It takes a certain kind of person to parlay tearful, angry-door-slamming sibling rivalry into a series of popular novels.
But Jill Shalvis is nothing if not creative, so she combined her romance-writer instincts (50 novels and counting) with her motherly concerns, and kicked off her best-selling Lucky Harbor series.
“My three daughters had just entered their teens and were fighting all the time,” Shalvis recalls. “I couldn’t imagine a happily-ever-after for them.” So she made one up. “I pitched a story about three estranged sisters who inherit their mother’s dilapidated beach inn [in a small town in Washington state]. They can’t sell the inn because it’s a mess, so they’re stuck together for the summer.
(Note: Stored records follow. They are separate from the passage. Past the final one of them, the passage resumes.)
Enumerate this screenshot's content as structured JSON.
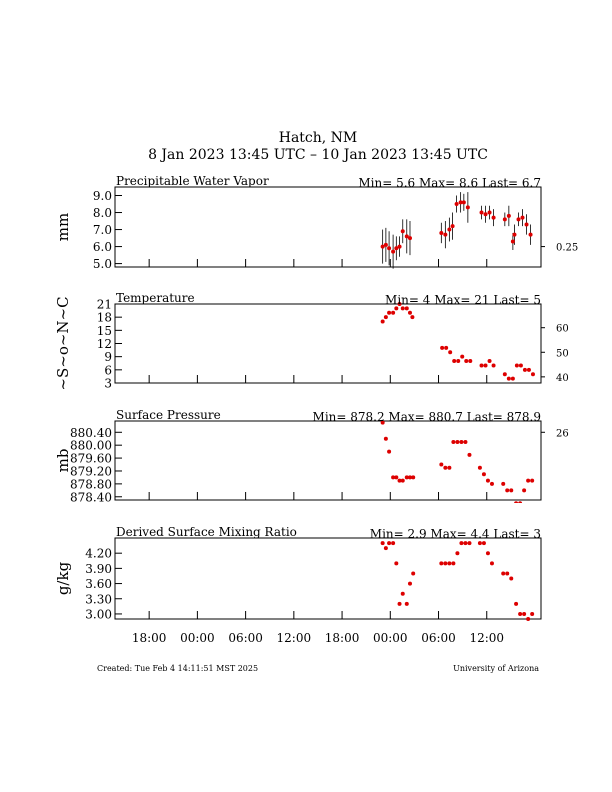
{
  "header": {
    "title": "Hatch, NM",
    "subtitle": "8 Jan 2023 13:45 UTC – 10 Jan 2023 13:45 UTC"
  },
  "footer": {
    "created": "Created: Tue Feb  4 14:11:51 MST 2025",
    "credit": "University of Arizona"
  },
  "x_tick_labels": [
    "18:00",
    "00:00",
    "06:00",
    "12:00",
    "18:00",
    "00:00",
    "06:00",
    "12:00"
  ],
  "colors": {
    "points": "#dd0000",
    "error_bars": "#000000",
    "axes": "#000000"
  },
  "chart_data": [
    {
      "type": "scatter",
      "title": "Precipitable Water Vapor",
      "ylabel": "mm",
      "stats": "Min= 5.6 Max= 8.6 Last= 6.7",
      "ylim": [
        4.8,
        9.5
      ],
      "yticks": [
        5.0,
        6.0,
        7.0,
        8.0,
        9.0
      ],
      "ytick_labels": [
        "5.0",
        "6.0",
        "7.0",
        "8.0",
        "9.0"
      ],
      "right_label": "0.25",
      "right_label_at": 6.0,
      "x_unit": "hours since 8 Jan 2023 13:45 UTC",
      "x": [
        33.3,
        33.7,
        34.1,
        34.6,
        35.0,
        35.4,
        35.8,
        36.3,
        36.7,
        40.6,
        41.1,
        41.6,
        42.0,
        42.5,
        43.0,
        43.4,
        43.9,
        45.6,
        46.1,
        46.6,
        47.1,
        48.5,
        49.0,
        49.5,
        49.7,
        50.2,
        50.7,
        51.2,
        51.7
      ],
      "y": [
        6.0,
        6.1,
        5.9,
        5.7,
        5.9,
        6.0,
        6.9,
        6.6,
        6.5,
        6.8,
        6.7,
        7.0,
        7.2,
        8.5,
        8.6,
        8.6,
        8.3,
        8.0,
        7.9,
        8.0,
        7.7,
        7.6,
        7.8,
        6.3,
        6.7,
        7.6,
        7.7,
        7.3,
        6.7
      ],
      "yerr": [
        1.0,
        1.0,
        1.0,
        1.0,
        0.7,
        0.6,
        0.7,
        1.0,
        1.0,
        0.6,
        0.8,
        0.7,
        0.8,
        0.5,
        0.6,
        0.5,
        0.9,
        0.4,
        0.5,
        0.4,
        0.5,
        0.4,
        0.6,
        0.5,
        0.6,
        0.4,
        0.5,
        0.6,
        0.6
      ]
    },
    {
      "type": "scatter",
      "title": "Temperature",
      "ylabel": "~S~o~N~C",
      "stats": "Min= 4 Max= 21 Last= 5",
      "ylim": [
        3,
        21
      ],
      "yticks": [
        3,
        6,
        9,
        12,
        15,
        18,
        21
      ],
      "ytick_labels": [
        "3",
        "6",
        "9",
        "12",
        "15",
        "18",
        "21"
      ],
      "right_ticks": [
        {
          "label": "40",
          "at": 4.4
        },
        {
          "label": "50",
          "at": 10.0
        },
        {
          "label": "60",
          "at": 15.6
        }
      ],
      "x_unit": "hours since 8 Jan 2023 13:45 UTC",
      "x": [
        33.3,
        33.7,
        34.1,
        34.6,
        35.0,
        35.4,
        35.8,
        36.3,
        36.7,
        37.0,
        40.7,
        41.2,
        41.7,
        42.2,
        42.7,
        43.2,
        43.7,
        44.2,
        45.6,
        46.1,
        46.6,
        47.1,
        48.5,
        49.0,
        49.5,
        50.0,
        50.5,
        51.0,
        51.5,
        52.0
      ],
      "y": [
        17,
        18,
        19,
        19,
        20,
        21,
        20,
        20,
        19,
        18,
        11,
        11,
        10,
        8,
        8,
        9,
        8,
        8,
        7,
        7,
        8,
        7,
        5,
        4,
        4,
        7,
        7,
        6,
        6,
        5
      ]
    },
    {
      "type": "scatter",
      "title": "Surface Pressure",
      "ylabel": "mb",
      "stats": "Min= 878.2 Max= 880.7 Last= 878.9",
      "ylim": [
        878.3,
        880.75
      ],
      "yticks": [
        878.4,
        878.8,
        879.2,
        879.6,
        880.0,
        880.4
      ],
      "ytick_labels": [
        "878.40",
        "878.80",
        "879.20",
        "879.60",
        "880.00",
        "880.40"
      ],
      "right_label": "26",
      "right_label_at": 880.4,
      "x_unit": "hours since 8 Jan 2023 13:45 UTC",
      "x": [
        33.3,
        33.7,
        34.1,
        34.6,
        35.0,
        35.4,
        35.8,
        36.3,
        36.7,
        37.1,
        40.6,
        41.1,
        41.6,
        42.1,
        42.6,
        43.1,
        43.6,
        44.1,
        45.4,
        45.9,
        46.4,
        46.9,
        48.3,
        48.8,
        49.3,
        49.9,
        50.4,
        50.9,
        51.4,
        51.9
      ],
      "y": [
        880.7,
        880.2,
        879.8,
        879.0,
        879.0,
        878.9,
        878.9,
        879.0,
        879.0,
        879.0,
        879.4,
        879.3,
        879.3,
        880.1,
        880.1,
        880.1,
        880.1,
        879.7,
        879.3,
        879.1,
        878.9,
        878.8,
        878.8,
        878.6,
        878.6,
        878.2,
        878.2,
        878.6,
        878.9,
        878.9
      ]
    },
    {
      "type": "scatter",
      "title": "Derived Surface Mixing Ratio",
      "ylabel": "g/kg",
      "stats": "Min= 2.9 Max= 4.4 Last= 3",
      "ylim": [
        2.9,
        4.5
      ],
      "yticks": [
        3.0,
        3.3,
        3.6,
        3.9,
        4.2
      ],
      "ytick_labels": [
        "3.00",
        "3.30",
        "3.60",
        "3.90",
        "4.20"
      ],
      "x_unit": "hours since 8 Jan 2023 13:45 UTC",
      "x": [
        33.3,
        33.7,
        34.1,
        34.6,
        35.0,
        35.4,
        35.8,
        36.3,
        36.7,
        37.1,
        40.6,
        41.1,
        41.6,
        42.1,
        42.6,
        43.1,
        43.6,
        44.1,
        45.4,
        45.9,
        46.4,
        46.9,
        48.3,
        48.8,
        49.3,
        49.9,
        50.4,
        50.9,
        51.4,
        51.9
      ],
      "y": [
        4.4,
        4.3,
        4.4,
        4.4,
        4.0,
        3.2,
        3.4,
        3.2,
        3.6,
        3.8,
        4.0,
        4.0,
        4.0,
        4.0,
        4.2,
        4.4,
        4.4,
        4.4,
        4.4,
        4.4,
        4.2,
        4.0,
        3.8,
        3.8,
        3.7,
        3.2,
        3.0,
        3.0,
        2.9,
        3.0
      ]
    }
  ]
}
They start out estranged, and end up happy.”
Shalvis says her publisher was enthusiastic about the idea right away. “Grand Central was lovely enough to say, let’s do it as a trilogy, with each sister getting her own story.” Then, “when I turned in the third manuscript, they said, this is becoming very popular, we need more.”
Thus followed three more Lucky Harbor trilogies. February will see the arrival of Book 9, Once in a Lifetime, featuring Aubrey, who’s trying to reopen her beloved late aunt’s bookstore—and check names off a list of people to whom she wants to make amends.
Aubrey’s uncle hires Ben to fix up the store. Ben’s been grieving the death of his wife by doing engineering jobs in dangerous places around the world. Romance isn’t on either one’s mind, but it’s not long before Aubrey’s more than a little distracted by Ben (and his low-slung tool belt), and he her. There’s an underlying threat to their connection, though: Aubrey has a secret she’s afraid to share, and Ben’s afraid to fall in love again.
The two receive well-meaning advice from family and friends, as well as suggestions posted on the Lucky Harbor Facebook page by a group of irrepressible senior citizens. That small-town scrutiny figures in all the Lucky Harbor novels.
“I grew up in Los Angeles, a very large town that’s very anonymous, but my dream was always the opposite,” Shalvis says. “[Lucky Harbor] is truly just a fantasy.”
“I grew up in Los Angeles, a very large town that’s very anonymous, but my dream was always the opposite."
Ten years ago, Shalvis’ dream came true when she and her family moved to a home outside Lake Tahoe, California. “I now live in a small town,” she says, “and it’s easy to find the humor. I’m able to pull out things that someone who’s always lived here wouldn’t think are funny, but they are to me.”
She includes herself in that category: “I always feel like a misplaced city girl. I’m always going to scream when a wolf spider shows up, or if I see a bear out by the garbage. I’m not the Pioneer Woman.”
Shalvis thinks there’s a hint of herself in the character Lucille, the chief gossip of Lucky Harbor. “She’s a little bit of how I would see myself as an old lady. I’m curious, I’m nosy,” she says with a laugh.
Shalvis has a knack for translating real-life relationships to the page.
It’s that intense curiosity—plus a knack for translating real-life relationships to the page—that makes Shalvis’ novels so engaging, whether a dialogue-heavy scene in which characters face up to their less-than-pleasant behavior, or a sex scene in which pleasure is the order of the day . . . and the night . . . and the next morning.
About those sexy bits, Shalvis says, “I try to make each sex scene important to the story and individual. Whether the experience is funny, or even anxiety-ridden, I try to keep it real.”
Also keeping things real: Shalvis’ affinity for men with carpentry skills, and the fact that her husband is a builder. Ben of Once in a Lifetime is a tribute to him, she says. “There’s always a tool belt in my books!”
While the current romance trend is the billionaire bad-boy, Shalvis says she prefers real-life men who work with their hands. “It’s more attractive, to me, to make an everyday guy become a hero versus a guy who had everything easy and doesn’t see how hard life is.”
And “there’s always a bromance,” Shalvis says. “It’s a big part of what I write. In Ben’s case, his relationships with [friends] Jack and Luke are part of who he is.”
Aubrey’s attempt to right past wrongs is a big part of who she is, and who she’s trying to become. “There are so many layers, and her huge complicated past, and some things Ben doesn’t know about,” Shalvis says. “I thought, what can I do to make the worst possible scenario?” (No spoilers here, but: It’s a doozy.)
There’s more Lucky Harbor ahead, with another trilogy starting in August. After that, the series will likely come to a close, the author says. “I want to go when readers are still happy. I don’t want to stay too long at the party.”
For the moment, fans have a lot to look forward to—and there’s always Shalvis’ active presence on her blog, Facebook and Twitter, where she alternates shirtless-hunk photos with less sexy updates.
They’re all part of Shalvis’ plan to maintain the sense of community she always longed for—and has found in her fictional hometown of Lucky Harbor and her connection with fans. “Romance readers are the best on the planet,” she says.